Coset: $gH=\{gh:h\in H\}$. Cosets partition $G$, all same size $|H|$.

Lagrange’s theorem: $|H|\mid |G|$, $[G:H]=|G|/|H|$.

Cauchy’s theorem: prime $p\mid |G|\Rightarrow$ element of order $p$ exists.

Normal subgroup $H⊴G$: $g^{-1}Hg=H$ for all $g$. Detection:

• Index 2 always normal.
• Kernel of any homomorphism.
• Unique Sylow $p$-subgroup.

Quotient group $G/N$ exists for $N⊴G$, with $(g_{1}N)(g_{2}N)=(g_1{g}_2)N$. $|G/N|=|G|/|N|$.

5. Homomorphisms

Homomorphism: $\theta (gh)=\theta (g)\theta (h)$. Then $\theta (e_G)=e_H$ and $\theta (g^{-1})=\theta (g{)}^{-1}$.

Kernel $\ker (\theta )=\{g:\theta (g)=e_H\}⊴G$. Image $\mathrm{Im}(\theta )\le H$.

$\theta$ injective $⟺\ker (\theta )=\{e\}$.

Isomorphism: bijective homomorphism. $G\cong H$ means structurally identical.

Isomorphism theorems

1. $G/\ker (\theta )\cong \mathrm{Im}(\theta )$.
2. $H/(H\cap N)\cong (HN)/N$.
3. $(G/N)/(H/N)\cong G/H$ (when $N\le H$ both normal in $G$).

6. Signature & Alternating Group

Signature $\sigma (g)={\prod }_k(-1{)}^{r_k-1}$ over disjoint cycles of lengths $r_k$. Even iff number of even-length cycles is even.

Alternating group $A_n=\ker (\sigma )⊴S_n$, $|A_n|=n!/2$. Simple for $n\ge 5$.

Cycle shapes in $A_n$: $\varnothing ,(2,2),(3),(5),\dots$ (odd-length and even-pair shapes).

7. Group Actions

Group action $\lambda :G\to \mathrm{Sym}(X)$: homomorphism.

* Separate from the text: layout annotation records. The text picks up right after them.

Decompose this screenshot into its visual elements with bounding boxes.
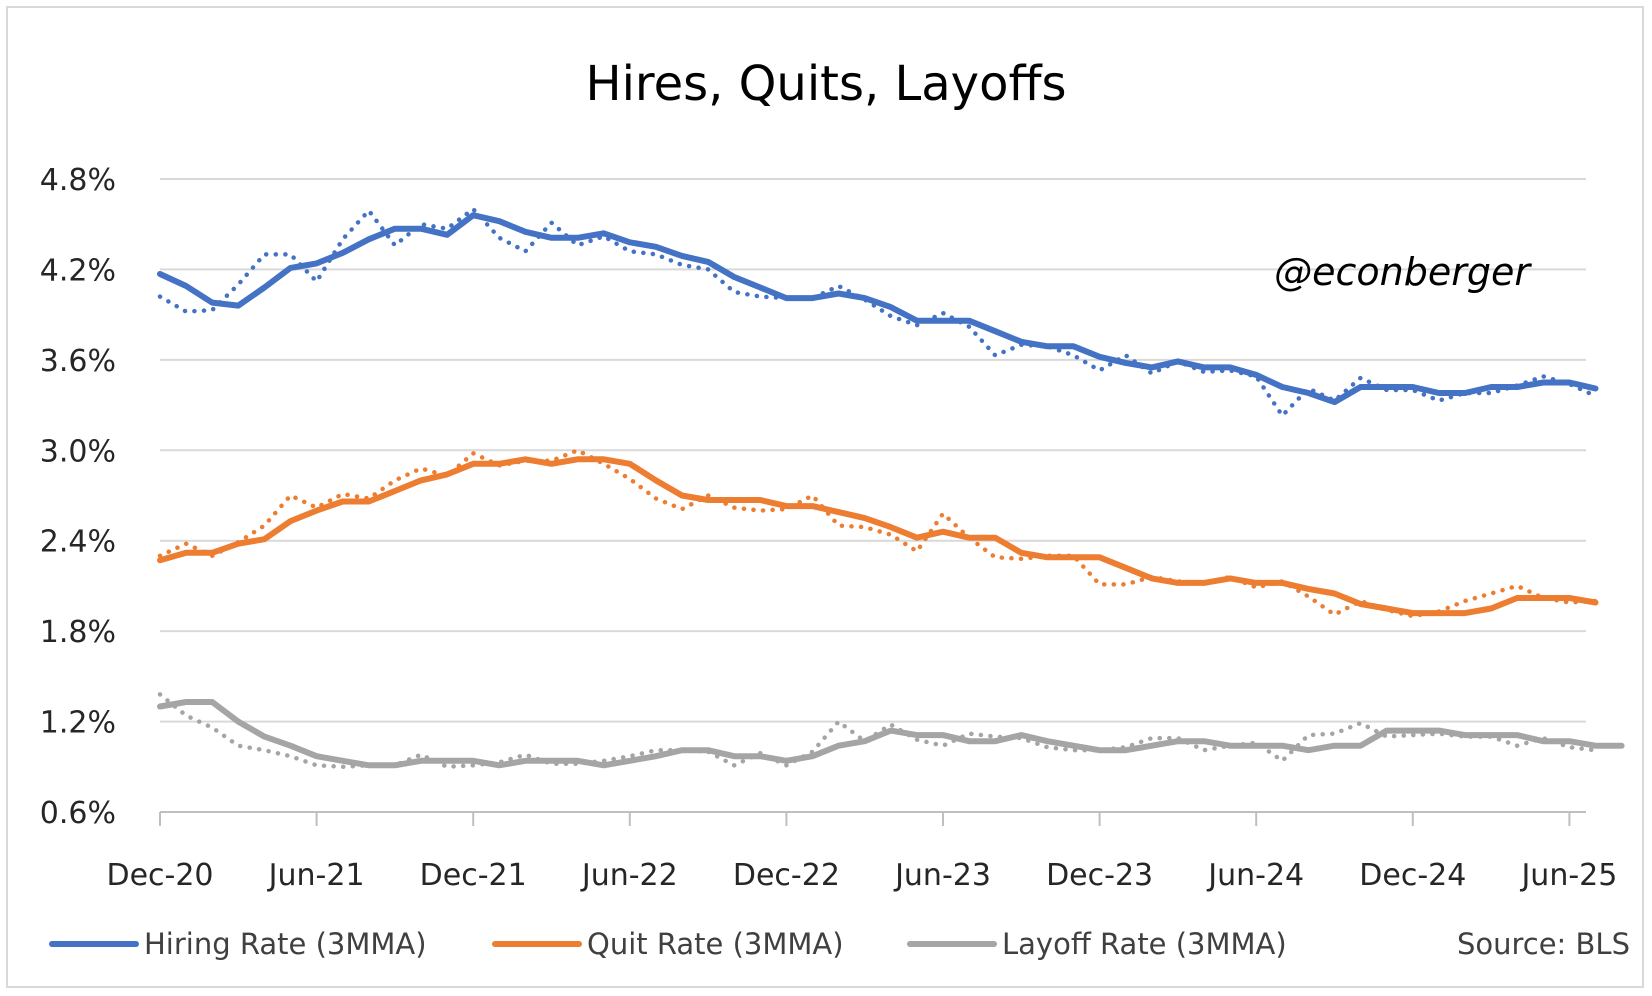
y-tick-label: 0.6% <box>40 796 116 831</box>
legend-label: Hiring Rate (3MMA) <box>144 927 427 961</box>
y-axis-ticks: 4.8% 4.2% 3.6% 3.0% 2.4% 1.8% 1.2% 0.6% <box>40 163 116 831</box>
x-tick-label: Jun-24 <box>1206 858 1304 893</box>
x-axis: Dec-20 Jun-21 Dec-21 Jun-22 Dec-22 Jun-23 Dec-… <box>106 811 1617 893</box>
x-tick-label: Dec-24 <box>1359 858 1466 893</box>
series-lines <box>157 206 1625 770</box>
series-line <box>157 456 1599 617</box>
series-line <box>157 699 1625 769</box>
legend-label: Layoff Rate (3MMA) <box>1002 927 1287 961</box>
x-tick-label: Dec-22 <box>733 858 840 893</box>
series-line-dotted <box>157 206 1598 418</box>
x-tick-label: Jun-21 <box>267 858 365 893</box>
chart-title: Hires, Quits, Layoffs <box>585 56 1066 112</box>
grid <box>160 178 1586 723</box>
watermark: @econberger <box>1274 250 1532 294</box>
source-note: Source: BLS <box>1457 927 1630 961</box>
x-tick-label: Dec-21 <box>420 858 527 893</box>
y-tick-label: 3.0% <box>40 434 116 469</box>
series-line-dotted <box>157 692 1598 770</box>
chart-frame <box>6 6 1644 988</box>
y-tick-label: 1.8% <box>40 615 116 650</box>
y-tick-label: 3.6% <box>40 344 116 379</box>
y-tick-label: 4.8% <box>40 163 116 198</box>
x-tick-label: Dec-20 <box>106 858 213 893</box>
legend-label: Quit Rate (3MMA) <box>587 927 844 961</box>
x-tick-label: Dec-23 <box>1046 858 1153 893</box>
series-line-dotted <box>157 448 1598 619</box>
legend: Hiring Rate (3MMA) Quit Rate (3MMA) Layoff… <box>49 927 1287 961</box>
x-tick-label: Jun-23 <box>893 858 991 893</box>
y-tick-label: 4.2% <box>40 253 116 288</box>
x-tick-label: Jun-25 <box>1519 858 1617 893</box>
series-line <box>157 212 1599 406</box>
y-tick-label: 2.4% <box>40 525 116 560</box>
y-tick-label: 1.2% <box>40 706 116 741</box>
x-tick-label: Jun-22 <box>580 858 678 893</box>
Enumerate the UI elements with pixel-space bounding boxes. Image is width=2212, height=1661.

Equivalently $\lambda (e)x=x$, $\lambda (gh)x=\lambda (g)(\lambda (h)x)$.

Standard actions on $X=G$:

• Regular: $\lambda (g)x=gx$. Transitive, trivial stabilisers.
• Conjugation: $\lambda (g)x=gx{g}^{-1}$. Stabiliser = centraliser. Orbits = conjugacy classes.

Orbit $Gx=\{\lambda (g)x:g\in G\}$. Stabiliser ${\mathrm{Stab}}_G(x)=\{g:\lambda (g)x=x\}\le G$. Fixed-point set ${\mathrm{Fix}}_X(g)=\{x:\lambda (g)x=x\}\subseteq X$.

Key theorems

Orbit-Stabiliser theorem: $|Gx|=|G|/|{\mathrm{Stab}}_G(x)|$.

Cayley’s theorem: every $G$ is a subgroup of $\mathrm{Sym}(G)$.

Orbit counting theorem (Burnside): $\#\text{orbits}=\frac{1}{|G|}{\sum }_g|{\mathrm{Fix}}_X(g)|$.

Colouring formula: with $c$ colours, $|{\mathrm{Fix}}_X(g)|=c^{\#\text{cycles of }g}$.

Conjugacy: $x,y$ conjugate iff $y=g^{-1}xg$ for some $g\in G$. Class = orbit under conjugation. Centraliser $C_G(x)$ = stabiliser. Class equation: $|G|=|Z(G)|+\sum |G|/|C_G(g_i)|$.

8. Sylow & Direct Products

Sylow’s theorems: write $|G|=p^{r}t$, $p\nmid t$.

1. First: Sylow $p$-subgroup of order $p^r$ exists.
2. Second: any two are conjugate; every $p$-subgroup is in some Sylow $p$-subgroup.
3. Third: $a(p)$ = number of Sylow $p$-subgroups satisfies $a(p)\mid t$ AND $a(p)\equiv 1(\mathrm{mod}p)$.

Application: $a(p)=1\Rightarrow$ unique Sylow $p$-subgroup is normal.

Internal direct product: $M,N⊴G$, $M\cap N=\{e\}$, $MN=G\Rightarrow G\cong M\times N$.

Standard pattern: orders $pq$ with $p<q$, $p\nmid q-1$ $\Rightarrow$ $G\cong C_p\times C_q\cong C_{pq}$ (cyclic). Examples: $|G|=15,33,35,51,65,77,85,221,\dots$.

Common Identities & Tricks

• $|HK|=|H||K|/|H\cap K|$ for subgroups.
• Conjugation preserves order, signature, cycle shape.
• In $S_n$: conjugacy classes = cycle shapes = integer partitions of $n$.
• Element of $G/N$ is a coset $gN$; multiplication is $(gN)(hN)=ghN$, identity is $eN=N$.
• $|G|=p^n\Rightarrow Z(G)\ne \{e\}$ (every $p$-group has non-trivial centre).
• $|G|=p^2\Rightarrow G$ abelian (either $C_{p^2}$ or $C_p\times C_p$).